In all cases where the client is granted a temporary visa, the migration advisor ought to follow up on the pathway to permanent residence.
Another case involved a person doing the transition from the subclass 160 series temporary business visa to the Permanent Residence 890 series business visas. A requirement of the transition is that the applicant had spent one year in the two years up to the date of the application physically present in Australia.
The migration agent who assisted the client to obtain the 160 series visa did not follow up to advise the client on the one in year in two residence requirement. This obviously required some planning and some effort to ensure that the residence requirement was met. The advisor ought to have requested that the client attend for advice (on a fee paying basis of course) to plan and audit the 160 series visa holder’s transition to permanent residence. Temporary business visa applicants need to be very careful about changing company structures in the transition from temporary residence to permanent residence.
Similarly for both the subclass 890 series (in transition from the 160 series visas) and the Subclass 888 Business Innovation and Investment (Permanent)in the Business Innovation stream (in transition from the 188 visa), there is a 2 year rule about operating a business in these terms :
888.222
(1) The applicant (the current applicant):
(a) had an ownership interest in at least one actively operating main business in Australia during the 2 years immediately before the application was made; and
(b) continues to have the ownership interest in the actively operating main business.
People sometimes sell businesses because of loss making or do other things which may end up falling foul of this provision by closing a business down within the two years before the subclass 888 visa is lodged. The ‘actively operating’ may cause a problem in such circumstances.
Whenever one is acting for a client moving from a temporary visa to a permanent residence visa the client should be expected to pay for advice on proper transition planning and the agent ought to advise the client accordingly. Proper transition planning and advice is essential
Follow Up, Follow Up, Follow Up!!!
Repetitious as this is, this follow up mantra is one of the take home messages of this paper.
Among the myriad of difficult cases the writer deals with is this one. The migration agent seemed to have lost contact with the client when Immigration requested the health check be done. Thus the deadline to do the health check ran out and Immigration therefore refused a skilled visa application when all other criteria had been met!
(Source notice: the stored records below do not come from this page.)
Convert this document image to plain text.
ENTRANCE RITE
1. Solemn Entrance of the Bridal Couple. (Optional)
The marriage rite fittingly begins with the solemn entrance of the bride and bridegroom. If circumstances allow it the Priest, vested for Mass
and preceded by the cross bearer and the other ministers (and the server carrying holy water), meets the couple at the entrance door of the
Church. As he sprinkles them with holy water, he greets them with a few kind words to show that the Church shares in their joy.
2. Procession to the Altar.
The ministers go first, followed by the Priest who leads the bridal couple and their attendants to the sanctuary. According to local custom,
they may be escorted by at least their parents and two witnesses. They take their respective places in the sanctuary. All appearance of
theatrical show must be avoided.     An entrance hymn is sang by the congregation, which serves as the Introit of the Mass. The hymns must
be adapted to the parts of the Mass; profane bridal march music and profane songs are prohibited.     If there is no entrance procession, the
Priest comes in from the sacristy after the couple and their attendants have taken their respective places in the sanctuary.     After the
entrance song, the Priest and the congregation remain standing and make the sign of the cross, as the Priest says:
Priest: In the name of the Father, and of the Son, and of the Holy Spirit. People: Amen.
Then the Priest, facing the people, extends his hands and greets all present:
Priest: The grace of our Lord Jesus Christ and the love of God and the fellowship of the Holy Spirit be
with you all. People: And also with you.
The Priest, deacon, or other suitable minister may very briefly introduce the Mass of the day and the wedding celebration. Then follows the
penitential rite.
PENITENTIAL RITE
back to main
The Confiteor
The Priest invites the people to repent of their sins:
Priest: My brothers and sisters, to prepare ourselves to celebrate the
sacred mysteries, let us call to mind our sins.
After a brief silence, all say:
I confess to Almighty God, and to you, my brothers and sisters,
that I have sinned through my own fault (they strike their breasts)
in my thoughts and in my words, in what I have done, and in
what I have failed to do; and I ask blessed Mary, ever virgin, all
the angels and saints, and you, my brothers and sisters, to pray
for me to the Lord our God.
This is frankly unforgiveable. The agent should have done everything humanly possible to track down the client. (obviously the client should be charged a fee for the work required to track him or her down). And got extensions on the deadline for the medical examination.
There is also a failure of the agent to instruct the client, in no uncertain terms, that the client has to make sure he or she tells the agent of his or her movements at all times.